FRANKFURT, Germany—The German rubber industry association WDK has warned that a national emissions trading program will have "irreversible consequences" for more than 10,000 medium-sized industrial companies in the country.
In a June 18 statement, the Fair Energy Transition Alliance, which also includes WDK, said the carbon pricing plan starting next year could lead to emigration of business, job losses and reduced value-creation among energy-intensive industries.
In its appeal, the alliance warned that the initiative would not help recovery plans from COVID-19 pandemic and will instead "worsen its effects."
"Germany cannot leave its medium-sized industry out in the cold when it comes to energy prices," said Uwe Mazura, general manager of the Association of the German Textile and Fashion Industry.

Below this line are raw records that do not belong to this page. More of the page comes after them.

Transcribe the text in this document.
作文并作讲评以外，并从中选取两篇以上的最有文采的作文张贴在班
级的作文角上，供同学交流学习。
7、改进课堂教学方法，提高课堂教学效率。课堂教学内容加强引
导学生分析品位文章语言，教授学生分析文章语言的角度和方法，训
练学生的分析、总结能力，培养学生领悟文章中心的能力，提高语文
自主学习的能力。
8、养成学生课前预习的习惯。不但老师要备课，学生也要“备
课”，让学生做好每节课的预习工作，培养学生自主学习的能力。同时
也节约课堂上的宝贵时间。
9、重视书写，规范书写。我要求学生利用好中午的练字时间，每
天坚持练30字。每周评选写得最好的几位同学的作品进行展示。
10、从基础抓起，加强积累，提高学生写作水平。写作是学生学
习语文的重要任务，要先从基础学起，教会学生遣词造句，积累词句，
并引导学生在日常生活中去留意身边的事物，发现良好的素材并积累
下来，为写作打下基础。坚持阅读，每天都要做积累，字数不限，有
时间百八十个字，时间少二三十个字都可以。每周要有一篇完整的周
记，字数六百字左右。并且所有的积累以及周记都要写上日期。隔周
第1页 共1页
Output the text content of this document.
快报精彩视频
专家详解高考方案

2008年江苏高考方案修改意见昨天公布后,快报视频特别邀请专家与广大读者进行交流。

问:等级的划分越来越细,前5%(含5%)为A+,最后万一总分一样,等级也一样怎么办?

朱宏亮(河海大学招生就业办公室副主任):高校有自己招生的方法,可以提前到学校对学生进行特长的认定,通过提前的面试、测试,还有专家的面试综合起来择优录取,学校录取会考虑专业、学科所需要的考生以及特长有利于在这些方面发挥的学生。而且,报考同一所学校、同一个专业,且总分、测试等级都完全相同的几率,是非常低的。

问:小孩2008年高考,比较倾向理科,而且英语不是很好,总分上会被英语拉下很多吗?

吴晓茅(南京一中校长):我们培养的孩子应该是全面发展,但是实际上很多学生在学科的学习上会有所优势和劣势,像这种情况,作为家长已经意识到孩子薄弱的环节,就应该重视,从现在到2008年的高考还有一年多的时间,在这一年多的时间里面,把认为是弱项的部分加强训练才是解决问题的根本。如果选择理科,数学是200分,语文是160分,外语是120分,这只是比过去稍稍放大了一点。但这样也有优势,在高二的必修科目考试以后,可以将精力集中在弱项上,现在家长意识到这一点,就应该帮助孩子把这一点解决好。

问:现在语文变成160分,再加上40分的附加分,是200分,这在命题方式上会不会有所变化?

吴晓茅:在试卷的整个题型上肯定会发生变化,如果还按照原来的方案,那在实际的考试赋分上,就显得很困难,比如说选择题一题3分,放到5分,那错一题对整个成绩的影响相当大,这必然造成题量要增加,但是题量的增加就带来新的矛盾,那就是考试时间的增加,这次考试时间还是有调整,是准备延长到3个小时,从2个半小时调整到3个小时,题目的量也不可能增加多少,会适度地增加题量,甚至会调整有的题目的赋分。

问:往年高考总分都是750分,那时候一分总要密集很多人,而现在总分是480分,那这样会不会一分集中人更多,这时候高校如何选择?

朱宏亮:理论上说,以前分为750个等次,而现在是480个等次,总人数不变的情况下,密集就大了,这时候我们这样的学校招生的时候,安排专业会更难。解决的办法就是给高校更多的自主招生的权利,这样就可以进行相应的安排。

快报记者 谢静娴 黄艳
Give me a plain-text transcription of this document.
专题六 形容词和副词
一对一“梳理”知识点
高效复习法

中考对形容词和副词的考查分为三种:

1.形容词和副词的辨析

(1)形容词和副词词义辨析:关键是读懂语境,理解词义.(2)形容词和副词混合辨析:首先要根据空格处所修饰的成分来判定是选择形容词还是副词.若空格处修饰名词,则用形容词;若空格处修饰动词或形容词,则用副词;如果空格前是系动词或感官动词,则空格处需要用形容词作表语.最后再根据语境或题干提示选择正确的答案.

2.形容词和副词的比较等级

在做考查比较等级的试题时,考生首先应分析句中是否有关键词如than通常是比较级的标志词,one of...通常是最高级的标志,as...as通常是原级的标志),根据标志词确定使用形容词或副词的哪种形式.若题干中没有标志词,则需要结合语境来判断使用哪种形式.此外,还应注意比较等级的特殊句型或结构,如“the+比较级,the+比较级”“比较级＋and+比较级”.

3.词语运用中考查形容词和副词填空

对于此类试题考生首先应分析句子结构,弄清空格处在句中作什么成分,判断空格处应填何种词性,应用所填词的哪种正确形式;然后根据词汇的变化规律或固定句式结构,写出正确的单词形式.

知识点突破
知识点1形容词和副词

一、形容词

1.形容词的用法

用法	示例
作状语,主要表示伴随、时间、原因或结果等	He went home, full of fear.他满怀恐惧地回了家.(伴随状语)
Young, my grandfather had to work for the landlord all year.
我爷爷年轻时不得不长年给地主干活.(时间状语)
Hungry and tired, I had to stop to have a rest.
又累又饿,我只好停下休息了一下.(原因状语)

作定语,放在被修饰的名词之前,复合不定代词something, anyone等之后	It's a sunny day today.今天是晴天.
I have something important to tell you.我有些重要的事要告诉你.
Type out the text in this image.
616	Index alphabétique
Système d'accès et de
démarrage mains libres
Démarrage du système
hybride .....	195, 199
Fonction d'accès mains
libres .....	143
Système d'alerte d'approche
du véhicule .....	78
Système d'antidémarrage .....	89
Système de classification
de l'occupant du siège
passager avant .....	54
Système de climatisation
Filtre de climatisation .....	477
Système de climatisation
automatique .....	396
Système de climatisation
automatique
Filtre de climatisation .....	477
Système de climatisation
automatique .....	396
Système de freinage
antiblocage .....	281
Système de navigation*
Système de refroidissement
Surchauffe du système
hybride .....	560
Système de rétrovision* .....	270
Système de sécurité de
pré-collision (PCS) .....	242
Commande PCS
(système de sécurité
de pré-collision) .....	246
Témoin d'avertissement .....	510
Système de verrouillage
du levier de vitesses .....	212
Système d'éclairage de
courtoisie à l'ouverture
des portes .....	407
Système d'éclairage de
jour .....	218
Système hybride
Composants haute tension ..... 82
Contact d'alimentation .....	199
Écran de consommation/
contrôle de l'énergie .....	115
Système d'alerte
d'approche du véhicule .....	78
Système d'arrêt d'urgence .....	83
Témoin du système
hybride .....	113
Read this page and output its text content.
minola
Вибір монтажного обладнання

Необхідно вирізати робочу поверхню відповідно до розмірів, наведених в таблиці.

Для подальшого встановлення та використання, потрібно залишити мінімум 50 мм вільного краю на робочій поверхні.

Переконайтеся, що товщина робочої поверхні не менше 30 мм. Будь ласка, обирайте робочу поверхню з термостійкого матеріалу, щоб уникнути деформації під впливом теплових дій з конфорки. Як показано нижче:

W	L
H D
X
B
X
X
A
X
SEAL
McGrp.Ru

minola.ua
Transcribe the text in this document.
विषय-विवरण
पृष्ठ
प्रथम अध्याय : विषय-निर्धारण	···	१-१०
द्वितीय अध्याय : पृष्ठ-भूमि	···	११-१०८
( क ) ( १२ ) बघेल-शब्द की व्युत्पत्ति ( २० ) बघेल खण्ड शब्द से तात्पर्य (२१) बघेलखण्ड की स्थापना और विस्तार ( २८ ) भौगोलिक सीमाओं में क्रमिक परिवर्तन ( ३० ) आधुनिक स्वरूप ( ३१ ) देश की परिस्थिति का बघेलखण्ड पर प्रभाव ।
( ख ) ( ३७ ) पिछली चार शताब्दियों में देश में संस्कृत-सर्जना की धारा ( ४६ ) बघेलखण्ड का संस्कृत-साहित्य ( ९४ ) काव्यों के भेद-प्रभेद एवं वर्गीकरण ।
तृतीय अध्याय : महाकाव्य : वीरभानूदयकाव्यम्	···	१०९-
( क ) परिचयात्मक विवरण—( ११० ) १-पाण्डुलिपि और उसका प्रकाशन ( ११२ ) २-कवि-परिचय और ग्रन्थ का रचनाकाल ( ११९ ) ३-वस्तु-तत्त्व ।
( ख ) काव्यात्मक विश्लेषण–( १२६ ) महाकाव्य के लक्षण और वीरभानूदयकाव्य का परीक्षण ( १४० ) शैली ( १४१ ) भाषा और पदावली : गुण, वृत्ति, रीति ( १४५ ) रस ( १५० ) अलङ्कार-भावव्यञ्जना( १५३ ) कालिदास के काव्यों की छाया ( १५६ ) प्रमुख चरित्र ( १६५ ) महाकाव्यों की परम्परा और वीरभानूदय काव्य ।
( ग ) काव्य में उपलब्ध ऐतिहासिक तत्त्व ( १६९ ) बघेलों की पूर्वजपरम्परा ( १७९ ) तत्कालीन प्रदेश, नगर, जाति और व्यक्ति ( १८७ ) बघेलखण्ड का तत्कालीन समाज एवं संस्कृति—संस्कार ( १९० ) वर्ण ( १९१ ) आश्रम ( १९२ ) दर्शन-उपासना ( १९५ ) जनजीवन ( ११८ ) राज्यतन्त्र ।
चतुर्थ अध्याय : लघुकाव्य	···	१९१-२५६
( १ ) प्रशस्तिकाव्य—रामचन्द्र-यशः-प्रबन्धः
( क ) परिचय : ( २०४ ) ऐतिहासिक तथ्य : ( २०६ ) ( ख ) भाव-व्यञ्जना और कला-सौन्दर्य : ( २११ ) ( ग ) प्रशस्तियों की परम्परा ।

He warned that the new emissions trading system along with the high electricity prices will drive thousands of companies into bankruptcy and production abroad.
"That would not help the climate; itwould harm it!" he added.
The alliance recommended that "disadvantageous" energy and climate policy in Germany should be put to the test and remedied.
"For example, national emissions trading may only enter into force once the necessary relief regulations for the companies concerned have been adopted and are effective," it added.
This, for instance, means that electricity should not be expensive if companies are being forced to switch from coal, oil and gas to electricity.
The alliance also is seeking relief for electricity-intensive companies that switch to renewable energies.
Presented in 2019, the national program requires companies active in the heating and transport sectors and trading fuels to pay for their CO2 emissions. A fixed carbon price would begin at about $11 per metric ton, which rises to about $40 per metric ton in 2025. Thereafter, prices will be allowed to float up to a ceiling of about $68 per metric ton, according to commodity market new website Montel.
The move is part of Germany's ambitious plan to become greenhouse gas neutral by 2050. The country has set the preliminary target of cutting emissions by at least 55 percent by 2030 compared to 1990 levels.